Takes the NNC DataFrame produced by xtgeo.Grid.get_transmissibilities() and maps transmissibility values onto grid cells, producing one property per direction (I, J, K).

For rows where DIRECTION contains "+", the transmissibility value is placed in cell (I1, J1, K1). For rows where DIRECTION contains "-", the value is placed in cell (I2, J2, K2). Index columns (I1, J1, K1, I2, J2, K2) are expected to be 1-based.

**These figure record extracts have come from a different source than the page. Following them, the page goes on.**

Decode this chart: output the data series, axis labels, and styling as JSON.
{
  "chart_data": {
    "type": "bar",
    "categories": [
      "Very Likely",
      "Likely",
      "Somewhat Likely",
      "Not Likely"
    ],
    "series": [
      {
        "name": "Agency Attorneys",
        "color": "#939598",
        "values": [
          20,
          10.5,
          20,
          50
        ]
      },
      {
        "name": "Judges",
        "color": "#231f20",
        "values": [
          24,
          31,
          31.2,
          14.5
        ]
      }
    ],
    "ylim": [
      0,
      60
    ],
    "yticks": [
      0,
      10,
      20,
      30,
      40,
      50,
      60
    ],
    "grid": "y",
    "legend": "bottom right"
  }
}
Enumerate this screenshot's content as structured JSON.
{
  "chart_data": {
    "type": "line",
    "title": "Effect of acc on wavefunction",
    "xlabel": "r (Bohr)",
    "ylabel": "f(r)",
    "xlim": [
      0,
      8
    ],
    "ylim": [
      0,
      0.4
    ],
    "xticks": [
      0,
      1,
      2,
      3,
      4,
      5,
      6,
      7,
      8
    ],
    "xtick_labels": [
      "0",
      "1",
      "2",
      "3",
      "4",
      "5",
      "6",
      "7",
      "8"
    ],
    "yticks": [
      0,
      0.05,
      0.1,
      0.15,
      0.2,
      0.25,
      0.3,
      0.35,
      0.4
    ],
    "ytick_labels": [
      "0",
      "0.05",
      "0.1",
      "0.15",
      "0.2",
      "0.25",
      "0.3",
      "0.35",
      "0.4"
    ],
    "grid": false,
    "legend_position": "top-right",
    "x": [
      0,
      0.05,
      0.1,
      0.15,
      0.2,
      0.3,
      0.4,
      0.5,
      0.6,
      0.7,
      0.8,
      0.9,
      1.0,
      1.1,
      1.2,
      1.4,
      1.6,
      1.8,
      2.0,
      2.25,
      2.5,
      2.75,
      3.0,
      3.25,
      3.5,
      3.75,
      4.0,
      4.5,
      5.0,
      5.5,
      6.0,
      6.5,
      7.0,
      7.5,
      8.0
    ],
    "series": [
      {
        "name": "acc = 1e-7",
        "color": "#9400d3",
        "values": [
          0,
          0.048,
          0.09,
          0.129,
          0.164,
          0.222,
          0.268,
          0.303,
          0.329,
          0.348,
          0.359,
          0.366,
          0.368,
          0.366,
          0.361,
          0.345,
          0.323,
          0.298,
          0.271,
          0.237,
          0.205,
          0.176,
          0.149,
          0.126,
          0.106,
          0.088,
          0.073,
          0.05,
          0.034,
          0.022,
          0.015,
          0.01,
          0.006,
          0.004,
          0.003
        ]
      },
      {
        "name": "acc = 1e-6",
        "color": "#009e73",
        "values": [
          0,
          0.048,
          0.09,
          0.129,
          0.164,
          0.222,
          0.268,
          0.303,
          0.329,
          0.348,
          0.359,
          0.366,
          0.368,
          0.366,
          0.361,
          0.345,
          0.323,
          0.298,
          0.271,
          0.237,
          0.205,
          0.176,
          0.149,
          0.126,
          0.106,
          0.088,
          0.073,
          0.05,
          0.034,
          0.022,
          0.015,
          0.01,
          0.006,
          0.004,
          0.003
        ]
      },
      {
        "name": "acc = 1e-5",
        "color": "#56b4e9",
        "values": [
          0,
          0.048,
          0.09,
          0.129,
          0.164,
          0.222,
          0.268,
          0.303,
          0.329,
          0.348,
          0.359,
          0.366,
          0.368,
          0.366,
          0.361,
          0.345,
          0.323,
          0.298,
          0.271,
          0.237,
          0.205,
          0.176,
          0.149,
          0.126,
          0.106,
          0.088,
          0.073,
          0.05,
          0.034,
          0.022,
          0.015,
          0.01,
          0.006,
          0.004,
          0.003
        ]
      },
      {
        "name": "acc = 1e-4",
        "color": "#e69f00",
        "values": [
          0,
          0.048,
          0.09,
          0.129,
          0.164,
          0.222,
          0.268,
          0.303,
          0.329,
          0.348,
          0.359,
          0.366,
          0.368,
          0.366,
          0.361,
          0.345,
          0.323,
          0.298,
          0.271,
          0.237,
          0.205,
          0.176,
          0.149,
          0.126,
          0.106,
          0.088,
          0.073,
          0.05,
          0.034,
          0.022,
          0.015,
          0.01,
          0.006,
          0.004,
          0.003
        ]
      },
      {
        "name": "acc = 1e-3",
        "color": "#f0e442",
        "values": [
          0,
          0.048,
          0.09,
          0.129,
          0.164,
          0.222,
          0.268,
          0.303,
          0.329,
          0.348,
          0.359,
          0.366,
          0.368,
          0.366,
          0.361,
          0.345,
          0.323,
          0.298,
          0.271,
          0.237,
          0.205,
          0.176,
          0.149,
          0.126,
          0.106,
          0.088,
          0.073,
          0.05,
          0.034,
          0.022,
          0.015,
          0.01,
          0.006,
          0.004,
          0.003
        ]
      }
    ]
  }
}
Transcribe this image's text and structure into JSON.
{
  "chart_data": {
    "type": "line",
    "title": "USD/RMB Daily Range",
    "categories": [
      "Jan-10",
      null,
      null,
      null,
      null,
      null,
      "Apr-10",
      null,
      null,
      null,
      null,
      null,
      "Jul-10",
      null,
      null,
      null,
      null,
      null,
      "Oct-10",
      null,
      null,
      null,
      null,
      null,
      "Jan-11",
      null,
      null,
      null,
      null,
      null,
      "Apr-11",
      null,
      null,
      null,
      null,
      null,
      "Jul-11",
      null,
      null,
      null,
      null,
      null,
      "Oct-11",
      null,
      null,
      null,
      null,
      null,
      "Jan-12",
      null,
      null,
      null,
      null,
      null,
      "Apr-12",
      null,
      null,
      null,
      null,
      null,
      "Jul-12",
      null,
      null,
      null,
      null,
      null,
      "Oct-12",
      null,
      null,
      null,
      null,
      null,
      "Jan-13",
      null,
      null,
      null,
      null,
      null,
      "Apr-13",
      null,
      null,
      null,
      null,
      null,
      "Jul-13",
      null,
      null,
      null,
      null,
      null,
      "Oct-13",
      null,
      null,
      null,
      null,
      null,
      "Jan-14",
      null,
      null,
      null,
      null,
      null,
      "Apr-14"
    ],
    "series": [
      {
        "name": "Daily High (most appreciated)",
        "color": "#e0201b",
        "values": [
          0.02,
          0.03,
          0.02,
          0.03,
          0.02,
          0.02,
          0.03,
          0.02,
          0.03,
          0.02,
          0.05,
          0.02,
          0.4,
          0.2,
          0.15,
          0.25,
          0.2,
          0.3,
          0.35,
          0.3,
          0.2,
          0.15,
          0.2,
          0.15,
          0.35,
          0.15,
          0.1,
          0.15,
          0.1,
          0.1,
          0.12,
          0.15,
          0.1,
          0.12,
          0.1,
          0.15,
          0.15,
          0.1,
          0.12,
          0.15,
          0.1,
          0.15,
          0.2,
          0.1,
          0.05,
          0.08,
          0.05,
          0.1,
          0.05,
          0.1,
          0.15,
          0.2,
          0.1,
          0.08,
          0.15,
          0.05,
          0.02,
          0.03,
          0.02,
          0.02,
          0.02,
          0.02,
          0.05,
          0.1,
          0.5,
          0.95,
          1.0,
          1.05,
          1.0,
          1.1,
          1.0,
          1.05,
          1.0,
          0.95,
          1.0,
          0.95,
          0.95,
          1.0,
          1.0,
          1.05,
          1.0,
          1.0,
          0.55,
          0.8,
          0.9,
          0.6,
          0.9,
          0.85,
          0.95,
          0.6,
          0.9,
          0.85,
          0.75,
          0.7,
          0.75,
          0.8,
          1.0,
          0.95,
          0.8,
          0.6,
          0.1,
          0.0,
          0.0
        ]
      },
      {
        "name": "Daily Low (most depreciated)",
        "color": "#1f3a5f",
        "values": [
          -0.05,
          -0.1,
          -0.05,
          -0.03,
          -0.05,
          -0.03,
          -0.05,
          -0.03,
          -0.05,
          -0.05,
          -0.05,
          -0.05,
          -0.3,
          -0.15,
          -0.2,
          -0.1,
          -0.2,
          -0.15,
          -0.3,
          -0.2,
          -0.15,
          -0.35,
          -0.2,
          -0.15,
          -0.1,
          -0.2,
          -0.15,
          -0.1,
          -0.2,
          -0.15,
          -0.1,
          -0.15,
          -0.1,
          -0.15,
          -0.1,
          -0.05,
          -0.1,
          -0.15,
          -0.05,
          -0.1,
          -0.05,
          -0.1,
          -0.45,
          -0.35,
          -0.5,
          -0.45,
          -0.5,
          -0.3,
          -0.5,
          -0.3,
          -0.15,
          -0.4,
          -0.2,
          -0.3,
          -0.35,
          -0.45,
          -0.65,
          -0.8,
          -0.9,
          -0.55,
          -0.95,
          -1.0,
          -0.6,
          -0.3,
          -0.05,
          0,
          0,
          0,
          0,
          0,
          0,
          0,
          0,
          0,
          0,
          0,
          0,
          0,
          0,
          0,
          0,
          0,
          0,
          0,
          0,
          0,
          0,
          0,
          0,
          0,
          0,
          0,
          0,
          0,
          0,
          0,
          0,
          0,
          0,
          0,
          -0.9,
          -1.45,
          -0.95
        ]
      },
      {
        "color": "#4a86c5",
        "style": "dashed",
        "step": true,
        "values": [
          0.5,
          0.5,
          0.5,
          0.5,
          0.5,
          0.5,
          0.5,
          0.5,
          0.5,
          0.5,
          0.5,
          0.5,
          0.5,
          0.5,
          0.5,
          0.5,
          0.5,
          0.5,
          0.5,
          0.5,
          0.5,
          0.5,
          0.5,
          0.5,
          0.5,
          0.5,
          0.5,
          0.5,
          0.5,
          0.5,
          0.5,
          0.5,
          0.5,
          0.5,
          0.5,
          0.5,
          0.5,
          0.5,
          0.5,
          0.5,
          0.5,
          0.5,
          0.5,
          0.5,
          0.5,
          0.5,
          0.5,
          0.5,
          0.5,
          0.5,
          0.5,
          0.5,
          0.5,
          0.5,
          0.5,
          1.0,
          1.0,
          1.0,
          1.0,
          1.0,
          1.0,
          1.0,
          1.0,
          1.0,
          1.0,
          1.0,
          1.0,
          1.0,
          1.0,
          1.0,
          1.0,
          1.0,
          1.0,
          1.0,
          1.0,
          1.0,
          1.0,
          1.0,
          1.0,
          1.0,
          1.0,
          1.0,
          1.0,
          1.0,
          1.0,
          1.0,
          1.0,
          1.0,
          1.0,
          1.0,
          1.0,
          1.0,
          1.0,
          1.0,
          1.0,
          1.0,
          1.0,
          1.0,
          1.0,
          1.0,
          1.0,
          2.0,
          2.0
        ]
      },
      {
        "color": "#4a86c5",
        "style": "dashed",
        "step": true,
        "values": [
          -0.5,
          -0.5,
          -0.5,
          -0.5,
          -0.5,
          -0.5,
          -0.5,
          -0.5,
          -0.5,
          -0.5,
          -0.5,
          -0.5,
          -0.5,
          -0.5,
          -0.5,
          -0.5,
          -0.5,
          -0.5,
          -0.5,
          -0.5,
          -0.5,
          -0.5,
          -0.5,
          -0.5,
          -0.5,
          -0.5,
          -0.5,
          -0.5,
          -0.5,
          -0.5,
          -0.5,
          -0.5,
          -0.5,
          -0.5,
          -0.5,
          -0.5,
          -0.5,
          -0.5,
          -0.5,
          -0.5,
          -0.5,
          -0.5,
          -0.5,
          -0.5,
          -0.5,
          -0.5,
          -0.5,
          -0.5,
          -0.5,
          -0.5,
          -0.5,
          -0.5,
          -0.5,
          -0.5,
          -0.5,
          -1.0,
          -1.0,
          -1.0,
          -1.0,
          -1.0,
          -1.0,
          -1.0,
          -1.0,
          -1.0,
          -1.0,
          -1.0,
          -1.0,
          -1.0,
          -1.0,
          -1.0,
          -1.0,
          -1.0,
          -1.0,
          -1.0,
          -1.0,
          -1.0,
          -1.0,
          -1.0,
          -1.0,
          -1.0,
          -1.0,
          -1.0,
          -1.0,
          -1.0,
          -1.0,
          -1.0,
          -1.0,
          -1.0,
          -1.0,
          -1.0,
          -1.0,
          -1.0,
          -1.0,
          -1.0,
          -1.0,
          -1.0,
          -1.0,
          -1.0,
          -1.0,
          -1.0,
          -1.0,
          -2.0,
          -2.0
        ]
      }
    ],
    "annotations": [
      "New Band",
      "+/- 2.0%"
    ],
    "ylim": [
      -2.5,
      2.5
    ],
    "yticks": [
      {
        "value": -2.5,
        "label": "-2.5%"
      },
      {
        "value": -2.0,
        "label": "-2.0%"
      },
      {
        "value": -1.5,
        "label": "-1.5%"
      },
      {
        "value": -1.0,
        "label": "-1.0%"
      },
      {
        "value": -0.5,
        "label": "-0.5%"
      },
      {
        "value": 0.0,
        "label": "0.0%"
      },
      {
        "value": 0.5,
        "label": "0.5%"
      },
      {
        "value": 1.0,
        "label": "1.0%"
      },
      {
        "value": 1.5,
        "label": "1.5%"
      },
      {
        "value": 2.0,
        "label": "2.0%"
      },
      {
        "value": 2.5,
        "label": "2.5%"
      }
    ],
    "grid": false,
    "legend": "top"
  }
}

If multiple rows map to the same cell and direction, the transmissibility values are summed (parallel flow paths are additive).

Parameters:
  • grid (Grid) – The xtgeo Grid that defines the geometry.

  • nnc_df (DataFrame) – A DataFrame with at least columns I1, J1, K1, I2, J2, K2, T, DIRECTION.

Return type:

tuple[GridProperty, GridProperty, GridProperty]

Returns:

A tuple (tranx_nnc, trany_nnc, tranz_nnc) of xtgeo.GridProperty instances named "TRANX_NNC", "TRANY_NNC", and "TRANZ_NNC" respectively. Cells without an NNC value are set to -1.0.